The Question That Started It All
Every day, millions of Sri Lankans scroll past health messages on Facebook posted by government health institutions. These posts warn about sugar, promote physical activity, and encourage healthy diets. They look professional, they reach large audiences, and they are produced with good intentions. But are they actually designed to change behaviour?
That was the question that set this study in motion. Not whether the posts were visually appealing, and not whether they reached a large number of people, but whether they were built on the kind of theoretical foundations that decades of health communication research tells us are necessary to actually shift what people think, feel, and do about their health.
Two Frameworks, One Big Gap
To answer this question, we needed a way to evaluate Facebook health content that went beyond counting likes. So we developed two evaluation frameworks: one based on the Health Belief Model (HBM), which examines whether content addresses perceived susceptibility, severity, benefits, barriers, cues to action, and self-efficacy; and another combining Lasswell's 5W model with the Social Marketing Mix, which evaluates how strategically the message is structured, targeted, and delivered.
We applied these frameworks to 15 purposively selected Facebook posts from three official Ministry of Health pages in Sri Lanka: the NCD Unit, the Health Promotion Bureau, and the Nutrition Division. The posts covered physical inactivity and unhealthy diet, the two leading modifiable NCD risk factors in the country.
The finding was clear and a little uncomfortable. The posts were generally strong strategically: they targeted audiences, used appropriate visuals, and structured their messages around clear health topics. But they were significantly weaker in their application of health communication theory. Most posts failed to engage the psychological constructs of the Health Belief Model in any meaningful way, particularly perceived barriers and self-efficacy, which are the dimensions most directly linked to behaviour change.
The Animated Video Exception
There was one content type that stood out: animated videos. These consistently achieved the highest theory scores, ranging from 88.8% to 94.4%, and also performed better strategically. The highest-scoring post of all was a paid animated video on unhealthy diet, which scored 94.4% on the theory evaluation framework.
But here is the catch. That same post reached 132,000 people and generated only 93 engagements. A still image posted organically on the same page reached 51,776 people and generated 8,441 engagements. This tells an important story: theoretically sound content does not automatically generate engagement. And high engagement does not mean the content is theoretically grounded.
This challenges a common assumption in digital health communication: that engagement is a proxy for effectiveness. It is not. A post can go viral for reasons that have nothing to do with whether it will change the dietary habits of the people who saw it.
What Was Missing: Physical Inactivity
A second finding that surprised us was the near-absence of physical activity content. Of the 137 posts we screened across four years and three Facebook pages, only a small proportion addressed physical inactivity, despite it being one of the most significant modifiable risk factors for NCDs in Sri Lanka. Unhealthy diet dominated the content landscape almost entirely.

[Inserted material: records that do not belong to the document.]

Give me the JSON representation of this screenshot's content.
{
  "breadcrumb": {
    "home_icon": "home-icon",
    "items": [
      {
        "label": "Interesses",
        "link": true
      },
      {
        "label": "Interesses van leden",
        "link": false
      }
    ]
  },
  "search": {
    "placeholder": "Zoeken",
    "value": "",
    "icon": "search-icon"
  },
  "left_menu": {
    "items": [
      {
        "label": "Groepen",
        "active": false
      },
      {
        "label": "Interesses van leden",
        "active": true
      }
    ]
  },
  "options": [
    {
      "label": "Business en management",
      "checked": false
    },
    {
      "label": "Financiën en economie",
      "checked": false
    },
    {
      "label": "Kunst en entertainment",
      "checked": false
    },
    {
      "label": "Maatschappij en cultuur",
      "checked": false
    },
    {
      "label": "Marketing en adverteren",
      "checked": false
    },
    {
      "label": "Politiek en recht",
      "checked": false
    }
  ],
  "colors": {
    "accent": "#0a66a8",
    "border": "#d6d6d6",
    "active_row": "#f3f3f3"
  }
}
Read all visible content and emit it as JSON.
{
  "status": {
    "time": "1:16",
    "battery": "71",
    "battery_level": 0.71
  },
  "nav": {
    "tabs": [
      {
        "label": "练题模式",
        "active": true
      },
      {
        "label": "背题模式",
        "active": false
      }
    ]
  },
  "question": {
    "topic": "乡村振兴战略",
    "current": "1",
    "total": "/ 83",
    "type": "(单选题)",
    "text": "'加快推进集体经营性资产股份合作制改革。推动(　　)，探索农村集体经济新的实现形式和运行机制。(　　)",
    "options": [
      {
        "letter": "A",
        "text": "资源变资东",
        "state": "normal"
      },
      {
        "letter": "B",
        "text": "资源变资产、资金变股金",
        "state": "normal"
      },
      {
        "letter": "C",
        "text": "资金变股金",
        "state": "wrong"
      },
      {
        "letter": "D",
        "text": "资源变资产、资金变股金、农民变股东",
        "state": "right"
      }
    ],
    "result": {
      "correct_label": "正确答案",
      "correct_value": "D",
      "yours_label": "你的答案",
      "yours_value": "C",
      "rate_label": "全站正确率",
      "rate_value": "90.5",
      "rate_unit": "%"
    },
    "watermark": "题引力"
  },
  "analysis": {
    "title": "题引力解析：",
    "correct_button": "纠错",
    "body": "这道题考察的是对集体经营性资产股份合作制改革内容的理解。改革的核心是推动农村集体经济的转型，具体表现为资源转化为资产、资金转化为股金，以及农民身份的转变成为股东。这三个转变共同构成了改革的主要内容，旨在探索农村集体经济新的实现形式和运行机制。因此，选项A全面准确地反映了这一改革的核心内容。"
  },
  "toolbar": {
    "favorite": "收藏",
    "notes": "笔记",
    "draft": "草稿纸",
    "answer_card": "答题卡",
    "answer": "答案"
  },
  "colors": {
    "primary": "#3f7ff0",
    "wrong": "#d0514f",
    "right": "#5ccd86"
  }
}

This likely reflects a practical communication challenge: diet-related messages translate easily into visually appealing formats. A plate of colourful food, a recipe, a label guide. Physical activity is harder to communicate compellingly in a static image or short video without production investment. The result is a structural imbalance in the NCD prevention communication landscape that mirrors trends observed in the UK and other countries, and that deserves deliberate policy attention.
A Study Born Out of a PhD
This research sits within my doctoral work at the University of Kelaniya, Sri Lanka, supported by the NIHR Global Health Research Unit on Health Communication in South Asia, in partnership with Imperial College London. The study emerged from a straightforward observation: Sri Lanka has a sophisticated public health infrastructure, a significant NCD burden, and a government that is genuinely committed to prevention. Yet the digital communication produced by that infrastructure had never been systematically evaluated against the theoretical standards the field has developed over decades.
The frameworks we built in this study were developed from an extensive scoping review of health communication theories and strategies, the full methodology of which is reported in a companion manuscript currently under review at BMC Public Health. Together, these two papers form the core of my doctoral research on how theoretical grounding and strategic design can make digital health communication more effective for NCD prevention.
Health communicators, content creators, and policymakers in Sri Lanka and across the South Asian region now have a practical, evidence-based set of frameworks they can use to evaluate and improve their own digital health content. The frameworks are not complex, and they are not proprietary. They are built on theories that have been developed and validated over decades, applied to a context where they have rarely been used systematically.
The message from this study is not that Sri Lanka's health communication is failing. It is that it has the foundations of something genuinely effective, and that closing the gap between strategic strength and theoretical depth is both achievable and important. With the right training for content creators, the right policy mandate for theory-informed communication, and the right evaluation mechanisms, social media can become a far more powerful tool for NCD prevention than it currently is.
The posts are already reaching people. Now we need them to change behaviour.